„Verhältnissen zu entfliehen, die mir zur Folter waren, schweifte mein Herz in eine Idealwelt aus“ (Friedrich Schiller)
Schiller zeigt in Kabale und Liebe hoffnungsvolle junge Leute in einer Zeit der gesellschaftlichen Konflikte. Der Adel ist nicht länger fähig, die Gesellschaft zu regieren und ihr eine Perspektive zu geben. Das Bürgertum entwickelt Selbstbewusstsein, beginnt, sich zu emanzipieren.- hat aber noch nicht die Macht in den deutschen Kleinstaaten.
Der Adelige Ferdinand von Walter liebt das Bürgermädchen Luise Miller. Unbegreiflich für seinen Vater, den Präsidenten. Ferdinand und Luise setzen alle Hoffnung und Kraft in ihre Liebe zu einander. Ihr gemeinsamer emotionaler Aufstieg bringt ihnen ein kurzes Glück, lässt sie dann aber schnell an unüberwindbare Grenzen stoßen. Ferdinand ist bereit, die Schranken seines Standes zu durchbrechen. Luise als Mädchen (und dazu noch als bürgerliches Mädchen) zögert.
Wurm, der Privatsekretär des Präsidenten, liebt Luise ebenfalls. Schon sein Name lässt sein intrigantes Naturell vermuten. Wendig und opportunistisch entwickelt er als Werkzeug des Präsidenten und aus eigenem Interesse einen teuflischen Plan, um die Liebenden zu trennen. Das muss selbst der Präsident als politischer Profi zugestehen: „Das Gewebe ist satanisch fein“. Ein Gewebe, das ist Kabale und Liebe selber in der fantastischen Mischung aus feingesponnener Intrige und der Verstrickung unglücklich Liebender.
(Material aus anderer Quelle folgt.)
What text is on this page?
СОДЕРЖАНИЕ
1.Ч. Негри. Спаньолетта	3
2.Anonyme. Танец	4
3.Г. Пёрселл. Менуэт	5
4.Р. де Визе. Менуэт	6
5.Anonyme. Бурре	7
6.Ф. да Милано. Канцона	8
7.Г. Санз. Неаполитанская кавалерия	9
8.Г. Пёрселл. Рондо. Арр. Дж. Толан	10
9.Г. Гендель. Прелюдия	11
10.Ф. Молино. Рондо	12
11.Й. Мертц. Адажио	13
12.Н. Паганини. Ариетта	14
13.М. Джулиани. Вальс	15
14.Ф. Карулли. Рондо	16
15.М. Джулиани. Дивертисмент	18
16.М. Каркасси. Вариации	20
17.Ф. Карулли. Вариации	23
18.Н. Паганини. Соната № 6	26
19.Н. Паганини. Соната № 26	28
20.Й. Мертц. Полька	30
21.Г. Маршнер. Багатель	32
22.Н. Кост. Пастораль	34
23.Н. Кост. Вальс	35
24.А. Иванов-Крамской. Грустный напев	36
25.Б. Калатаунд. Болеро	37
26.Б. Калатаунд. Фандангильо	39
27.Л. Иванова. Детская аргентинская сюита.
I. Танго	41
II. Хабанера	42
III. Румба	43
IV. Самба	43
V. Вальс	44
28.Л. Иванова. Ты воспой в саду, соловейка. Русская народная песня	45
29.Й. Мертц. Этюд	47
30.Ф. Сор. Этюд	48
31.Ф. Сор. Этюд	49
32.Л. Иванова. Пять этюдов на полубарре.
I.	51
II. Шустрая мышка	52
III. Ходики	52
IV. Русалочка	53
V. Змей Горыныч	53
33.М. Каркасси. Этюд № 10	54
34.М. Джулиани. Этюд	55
Regisseur Simon Solberg, einer von drei Schauspielleitern am Theater Basel, verlegt den Ort der Handlung in eine Verpackungshalle des Versandkonzerns „amazon.as“. Luisens Mutter und Wurm arbeiten – zusammen mit diversen Statisten, die noch in so manche Rollen schlüpfen – als Lagerarbeiter. Über allen Paletten und Kartons: eine erleuchtete Kanzel, das Büro (mit Schreibtisch und Globus) des Präsidenten von Walter. Wilhelm Eilers gibt ihn im konservativen Business Suit als coolen Geschäftsmann, der das Unternehmen souverän lenkt und ab und an gerne sein Golfhandicap trainiert. Die Kartons bieten so manche Überraschung. So springt Luise wie ein „Jack out of the box“ heraus – Annika Schilling ist ein naiv- frisches Landmädchen mit Jeans-Hotpants, später trägt sie einen roten Plastikbastrock darüber. Ferdinand (Marek Harloff gibt penetrant den jugendlichen Revolutionär und Liebenden) schwingt sich an den Flügel, um ein paar Verse zu singen. Dann hören wir als musikalische Einspielung „The Power of Love“.
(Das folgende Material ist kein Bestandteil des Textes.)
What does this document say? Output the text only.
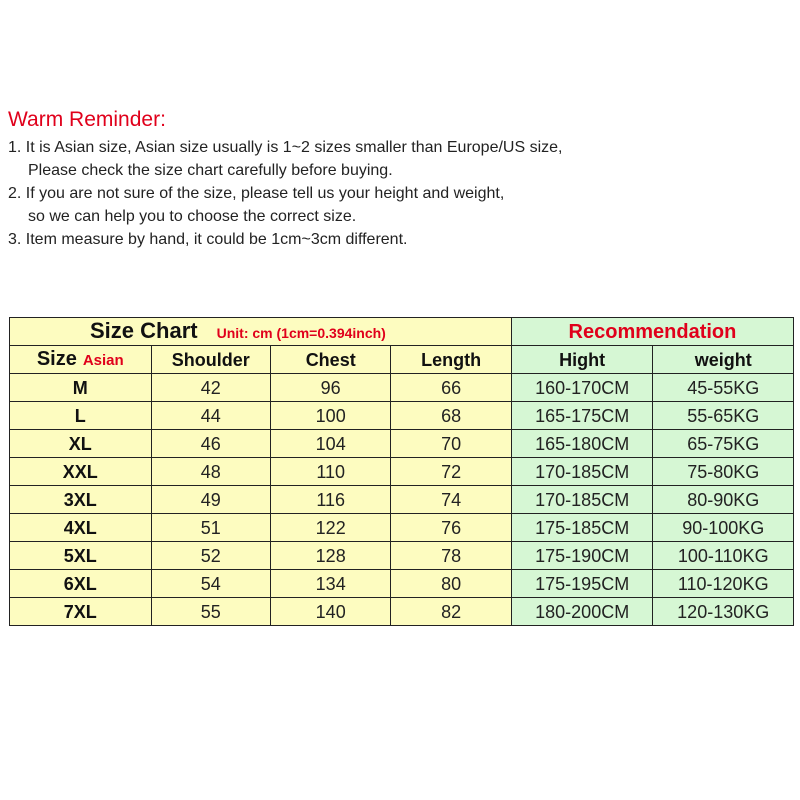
Warm Reminder:
1. It is Asian size, Asian size usually is 1~2 sizes smaller than Europe/US size,
Please check the size chart carefully before buying.
2. If you are not sure of the size, please tell us your height and weight,
so we can help you to choose the correct size.
3. Item measure by hand, it could be 1cm~3cm different.
Size Chart Unit: cm (1cm=0.394inch)				Recommendation	
Size Asian	Shoulder	Chest	Length	Hight	weight
M	42	96	66	160-170CM	45-55KG
L	44	100	68	165-175CM	55-65KG
XL	46	104	70	165-180CM	65-75KG
XXL	48	110	72	170-185CM	75-80KG
3XL	49	116	74	170-185CM	80-90KG
4XL	51	122	76	175-185CM	90-100KG
5XL	52	128	78	175-190CM	100-110KG
6XL	54	134	80	175-195CM	110-120KG
7XL	55	140	82	180-200CM	120-130KG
Solberg macht aus dem bürgerlichen Trauerspiel eine endlose Aneinanderreihung von Zitaten. So die Anspielungen auf die „Yellow Press“ oder entsprechende TV-Sendungen. Lady Milford, die Mätresse des Fürsten, soll Ferdinand heiraten, um mit dieser Ehe einen moralischen Status zu erhalten. Sabine Waibel spielt sie als Marilyn Monroe-Verschnitt im Silberglitzerkleid. Rätselhaft, warum sie Luise im Rahmen einer Casting-Fernsehshow („Milford’s next top Jungfer“) treffen muss. Und warum muss sich Ferdinand mit Farbe anmalen, welchen Sinn macht sein T-Shirt mit dem Aufdruck „Snowdens Team“? Solberg überhäuft die Inszenierung mit Einfällen und Gags, mit Videos, Musikeinspielungen, mit Zitaten von Wulff, Mielke und Kohl, mit roten Fahnen mit dem Emblem der Deutschen Bank – um nur einige zu nennen. All dies macht den Abend zu einer knalligen Pop-Veranstaltung, die sich zwar durchaus an Schillers Text orientiert, jedoch vor lauter Getöse das wirkliche Zuhören unmöglich macht. So ist man dankbar, wenn die Liebenden in einem der großen Kartons sitzen und – wir sehen die Aufnahmen der Kamera per Video – ein paar leise Töne zu hören sind (Ferdinand: „Mein Vaterland ist, wo mich Luise liebt“).
Fraglich, ob man Schillers Klassiker für ein junges Publikum (gehört doch Kabale und Liebe zum Pflichtprogramm des Deutsch-Unterrichts) so „aufmotzen“ muss. Ich denke nein.